1. Origin of AIDS stories

Since the first cases of AIDS were diagnosed in 1981, the disease has killed millions of people, so it is natural to ask how it originated. Aside from intellectual curiosity, understanding of the origin may help in developing means of curing or preventing AIDS or in preventing the outbreak of similar diseases.

The most commonly supported origin story is the transfer of simian immunodeficiency viruses (SIVs) from nonhuman primates to humans, where they becomes HIVs, by any of several methods, such as a hunter butchering a monkey and getting blood from it into a cut, a monkey biting a human or a person eating undercooked monkey meat. This transfer is then thought to have led to the AIDS pandemic through human-to-human transfer. This will be called here the cut-hunter theory - a metonym for direct nonhuman-primate-to-human transfer followed by human-to-human amplification - since the more usual expression ‘natural transfer’ suffers from semantic confusion due to multiple meanings of ‘natural’, furthermore, human social processes are integral to the theory.

There have been numerous competing theories for the origin of AIDS, including for example that a biological warfare experiment went wrong and that factors other than HIV are responsible for AIDS (Lederer 1987/1988).

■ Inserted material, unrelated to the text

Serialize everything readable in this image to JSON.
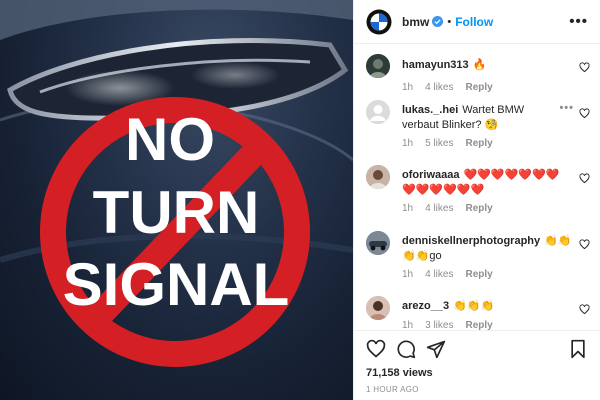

For the purpose of analysing the scientific reception to competing theories, the focus here is on one particular alternative: that mass vaccination campaigns in Africa in the late 1950s, using an oral polio vaccine (OPV), were responsible for the AIDS pandemic (Cribb 1996; Curtis 1992; Elswood & Stricker 1994; Goldberg & Stricker 2000; Hooper 2000; Lecatsas & Alexander 1989; Pascal 1991).

The argument for the OPV theory goes like this: OPVs were cultured on monkey kidneys and thus could have been contaminated by SIVs; monkeys with SIVs do not necessarily show any sign of ill health and so may not have been rejected as sources of kidney tissue; the vaccine was not tested for SIVs, which were not discovered until 1985; OPVs were given to around one million people in central and west Africa in the period 1957-1960; the earliest known AIDS cases and HIV+ blood samples are strikingly correlated with the time and location of the African immunisation campaigns; many young children, whose immune systems are undeveloped, were given the vaccine in an extra high dose. In addition, vaccine transmission of monkey viruses to humans is known to be possible because OPVs contaminated by the monkey virus SV-40 were given to millions of people (Shah & Nathanson 1976). This theory first received widespread attention in 1992 and was given renewed attention on publication of Edward Hooper’s book The River (2000).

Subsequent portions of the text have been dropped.